(セ・リーグ、ヤクルト3-4阪神、15回戦、阪神10勝5敗、2日、神宮)キャプテン、覚醒!! 阪神はヤクルトに4-3で競り勝ち、4連勝。3-3の九回に坂本誠志郎捕手(32)の決勝5号ソロ本塁打が飛び出し、同一カード3連勝で後半戦3連勝スタートとした。坂本は四回にも4号ソロを放ち、1試合2発も2戦連発も自身初。チームは本塁打が出た試合は11連勝だ。巨人がDeNAに敗れたため、2位とのゲーム差は今季最大タイの「2」に。主将に導かれ、貯金も今季最多を更新して「13」だ。
神宮の夜空に勝利の放物線が描かれた。打った瞬間、左翼席に陣取った虎党は総立ち。試合を決めたのは、プロ11年目で打棒覚醒の女房役。胸に「C」マークを輝かせ、坂本がさっそうとダイヤモンドを周った。
「何とか塁に出て、代走が出てくれると思ったので、代走の選手に仕事をさせてあげたいなと、そんな思いでいました。みなさんの声援が(スタンドまで)届けてくれたと思います」
3-3のまま迎えた九回だった。マウンドにはヤクルトの守護神キハダ。2球で追い込まれるも、ファウルで粘ってフルカウントとし9球目。ど真ん中に投じられた直球を振り切った。打った瞬間の完璧な当たり。沸き返る左翼席と三塁ベンチ。手荒い祝福にも、最後まで気を緩めまいと表情は崩れなかった。
2度の雨天中断があった前夜の一戦は3号3ランを神宮に描いて勝利を決定づけた。そして、その勢いは、五回終了時に花火が夜空を彩ったこの日も止まらなかった。四回1死の第2打席で4号ソロ。そして決勝の5号ソロ。2試合連発も1試合2本塁打もプロに入って初めての感触だった。
「(好調の要因は)なんですかね…。あした(3日)休みなので、一日考えて頑張ります」
プロ11年目のシーズン。ここまでは順風満帆というわけではない。3月はワールド・ベースボール・クラシック(WBC)日本代表として戦い、チームを離れることを余儀なくされた。その影響もあってか、藤川監督が4月後半に「坂本も少し苦しんでいる」と話したこともある。

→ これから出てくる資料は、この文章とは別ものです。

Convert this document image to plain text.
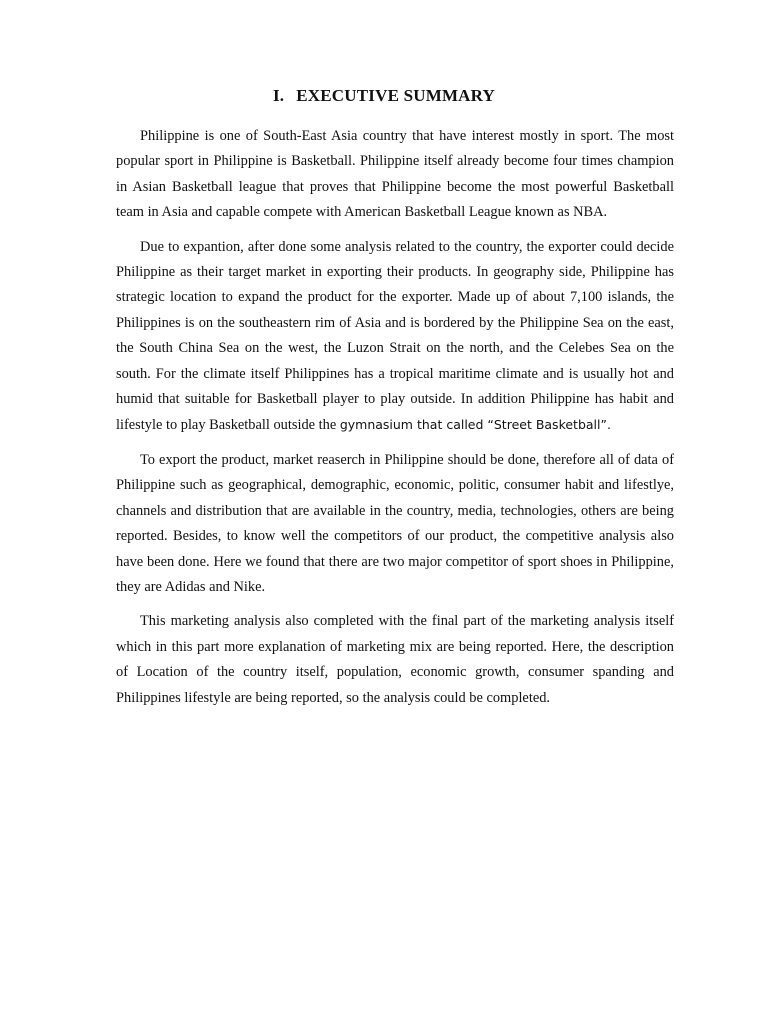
I. EXECUTIVE SUMMARY

Philippine is one of South-East Asia country that have interest mostly in sport. The most popular sport in Philippine is Basketball. Philippine itself already become four times champion in Asian Basketball league that proves that Philippine become the most powerful Basketball team in Asia and capable compete with American Basketball League known as NBA.

Due to expantion, after done some analysis related to the country, the exporter could decide Philippine as their target market in exporting their products. In geography side, Philippine has strategic location to expand the product for the exporter. Made up of about 7,100 islands, the Philippines is on the southeastern rim of Asia and is bordered by the Philippine Sea on the east, the South China Sea on the west, the Luzon Strait on the north, and the Celebes Sea on the south. For the climate itself Philippines has a tropical maritime climate and is usually hot and humid that suitable for Basketball player to play outside. In addition Philippine has habit and lifestyle to play Basketball outside the gymnasium that called “Street Basketball”.

To export the product, market reaserch in Philippine should be done, therefore all of data of Philippine such as geographical, demographic, economic, politic, consumer habit and lifestlye, channels and distribution that are available in the country, media, technologies, others are being reported. Besides, to know well the competitors of our product, the competitive analysis also have been done. Here we found that there are two major competitor of sport shoes in Philippine, they are Adidas and Nike.

This marketing analysis also completed with the final part of the marketing analysis itself which in this part more explanation of marketing mix are being reported. Here, the description of Location of the country itself, population, economic growth, consumer spanding and Philippines lifestyle are being reported, so the analysis could be completed.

緻密なチームプレーで生じるわずかなズレ。少しだけ狂った守備の歯車は打撃にも影響を及ぼし、前半戦は打率・192で終えた。今季から復活した主将制度で「C」マークを託された男だ。「今まで迷惑をかけているので、これから取り返せるように頑張りたい」と誰よりもチームに対する責任を感じていた。
「打てる球を早く仕留める。それはずっと大事な要素だと思っているし、それが今はいい形で出ている」
模索し続けた先に見つけた光で、打率・220まで上昇。坂本のおかげで下位打線も機能し始めた。藤川監督が「最初は少し劣勢に展開が進んだこともあったが(選手らが)いいようにしてくれた」とうなずくように、チームは同一カード3連勝で後半戦をスタート。貯金は今季最多の13。2位巨人が敗れ、ゲーム差は「2」に広がった。
「いい(後半戦の)スタートが切れてよかったです。横浜でもみんなの打球をスタンドまで届けるような熱い声援をよろしくお願いします」
夏の長期ロードは続き、4日から敵地でDeNA3連戦。絶好調の坂本が横浜でも勝利のアーチを架ける。(原田遼太郎)
■データBOX
❶阪神の4連勝は5月19-24日の5連勝以来で、今季3度目。後半戦3連勝スタートは2024年の7連勝、昨年の4連勝に続いて3年連続。
❷阪神はヤクルトに対し7月11日(甲子園)から5連勝。23年7月23日から9月26日にかけての9連勝以来、3年ぶり。
❸阪神の同一カード3連勝は、中止による振り替えで変則日程となった6月5、6、17日の楽天戦(甲子園)以来。セ・リーグ相手では5月22-24日の巨人戦(東京ドーム)以来で今季4度目。
❹阪神・坂本の2試合連続本塁打、1試合での複数本塁打はプロ11年目で初。シーズン5本塁打はキャリアハイ(2本塁打)を更新中。
❺阪神は本塁打が出た試合で7月7日の巨人戦(●3-4、東京ドーム)を最後に負けがなく11連勝となった。